In the nearly five years since the storm, a "recovery plan" was drawn up, often reviewed, and barely implemented. The city, according to one involved in reconstruction, "has hundreds of millions of dollars committed but not spent". The recovery plan was created "without a drop of sense as to what was implementable".

One of the most visible government interventions into housing has been to demolish hundreds of decent, solid, brick homes, built for the poor under the New Deal. The stated aim was to create a more "mixed income" neighbourhood – that is, a higher income neighbourhood – but destroying serviceable houses is not what New Orleans needs.

Into the vacuum of action created by government, individuals and independent agencies have piled in. Self-organised groups that have grown up since 2005 have become significant forces of renewal. For example, one band of survivors in the Lower Ninth got together, commandeered their local Martin Luther King school, and got it reopened. The authorities had been planning on keeping it closed.
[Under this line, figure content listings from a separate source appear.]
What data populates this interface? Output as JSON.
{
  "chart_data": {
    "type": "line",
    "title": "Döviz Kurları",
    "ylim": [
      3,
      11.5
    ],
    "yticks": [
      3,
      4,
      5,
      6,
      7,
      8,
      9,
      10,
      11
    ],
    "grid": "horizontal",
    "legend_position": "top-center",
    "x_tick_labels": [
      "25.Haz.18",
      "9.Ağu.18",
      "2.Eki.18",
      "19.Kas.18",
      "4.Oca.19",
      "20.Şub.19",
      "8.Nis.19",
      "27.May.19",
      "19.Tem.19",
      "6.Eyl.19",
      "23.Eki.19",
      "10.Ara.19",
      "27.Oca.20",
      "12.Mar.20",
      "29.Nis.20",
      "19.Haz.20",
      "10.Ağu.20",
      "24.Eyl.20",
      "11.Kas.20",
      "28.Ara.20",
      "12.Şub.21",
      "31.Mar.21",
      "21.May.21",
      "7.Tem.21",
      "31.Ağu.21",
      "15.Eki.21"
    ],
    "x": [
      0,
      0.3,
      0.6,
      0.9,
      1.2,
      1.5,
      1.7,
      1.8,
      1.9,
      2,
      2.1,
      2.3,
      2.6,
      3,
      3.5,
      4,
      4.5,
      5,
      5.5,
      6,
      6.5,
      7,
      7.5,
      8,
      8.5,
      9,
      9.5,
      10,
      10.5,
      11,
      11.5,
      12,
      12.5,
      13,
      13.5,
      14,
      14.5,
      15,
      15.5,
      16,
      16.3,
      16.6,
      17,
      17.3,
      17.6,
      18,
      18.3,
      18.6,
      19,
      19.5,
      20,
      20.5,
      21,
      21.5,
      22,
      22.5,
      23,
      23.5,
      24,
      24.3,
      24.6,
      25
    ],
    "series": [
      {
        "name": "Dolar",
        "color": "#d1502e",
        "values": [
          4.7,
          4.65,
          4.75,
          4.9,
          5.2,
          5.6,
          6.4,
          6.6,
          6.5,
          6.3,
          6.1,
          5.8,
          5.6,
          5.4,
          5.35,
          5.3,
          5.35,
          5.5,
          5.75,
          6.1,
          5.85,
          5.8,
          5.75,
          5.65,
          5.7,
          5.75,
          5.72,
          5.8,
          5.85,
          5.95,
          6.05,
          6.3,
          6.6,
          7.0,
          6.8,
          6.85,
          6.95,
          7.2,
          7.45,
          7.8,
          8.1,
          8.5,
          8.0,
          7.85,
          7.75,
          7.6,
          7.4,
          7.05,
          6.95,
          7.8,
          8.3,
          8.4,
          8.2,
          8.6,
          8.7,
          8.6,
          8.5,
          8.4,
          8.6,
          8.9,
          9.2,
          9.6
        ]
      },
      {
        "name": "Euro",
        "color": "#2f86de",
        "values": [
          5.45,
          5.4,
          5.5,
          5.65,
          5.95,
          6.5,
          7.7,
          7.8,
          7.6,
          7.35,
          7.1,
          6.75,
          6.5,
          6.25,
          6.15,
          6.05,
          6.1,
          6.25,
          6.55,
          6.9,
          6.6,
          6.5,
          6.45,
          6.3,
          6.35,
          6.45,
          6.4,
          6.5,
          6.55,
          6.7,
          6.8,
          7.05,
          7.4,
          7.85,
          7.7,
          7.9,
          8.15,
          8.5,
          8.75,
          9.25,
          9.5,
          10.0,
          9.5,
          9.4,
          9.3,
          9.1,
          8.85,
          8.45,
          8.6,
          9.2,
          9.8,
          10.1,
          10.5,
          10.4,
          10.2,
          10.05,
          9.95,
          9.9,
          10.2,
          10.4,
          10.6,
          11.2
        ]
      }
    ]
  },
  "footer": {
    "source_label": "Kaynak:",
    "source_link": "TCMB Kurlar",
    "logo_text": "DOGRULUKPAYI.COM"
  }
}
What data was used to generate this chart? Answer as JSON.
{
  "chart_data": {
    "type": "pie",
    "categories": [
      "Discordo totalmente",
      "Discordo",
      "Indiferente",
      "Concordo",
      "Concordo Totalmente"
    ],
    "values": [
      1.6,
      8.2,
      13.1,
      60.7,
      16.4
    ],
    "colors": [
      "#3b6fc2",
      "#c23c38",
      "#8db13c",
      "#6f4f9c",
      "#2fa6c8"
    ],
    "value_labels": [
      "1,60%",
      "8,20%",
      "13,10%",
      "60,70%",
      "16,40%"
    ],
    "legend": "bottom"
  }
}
Habitat for Humanity, an international charity, has built more than 1,300 "simple, decent, and affordable homes" in the four states affected by Hurricane Katrina and her nasty little sister Rita, which followed shortly after. Another not-for-profit organisation, Global Green, is building a development of exemplary levels of sustainability in Holy Cross, the area of the Lower Ninth that was least badly affected (which was still quite bad enough) by the flooding. Global Green is also advising individual home owners on sustainable ways to rebuild their homes, and is campaigning for high environmental standards in new schools. Bob Tannen, a New Orleans-based urban planner, engineer and artist, has worked with Frank Gehry to devise the "Modgun" house, an updated version of the area's traditional "shotgun house", with a long, narrow timber-framed structure which could be extended as their owners acquired the means to do so.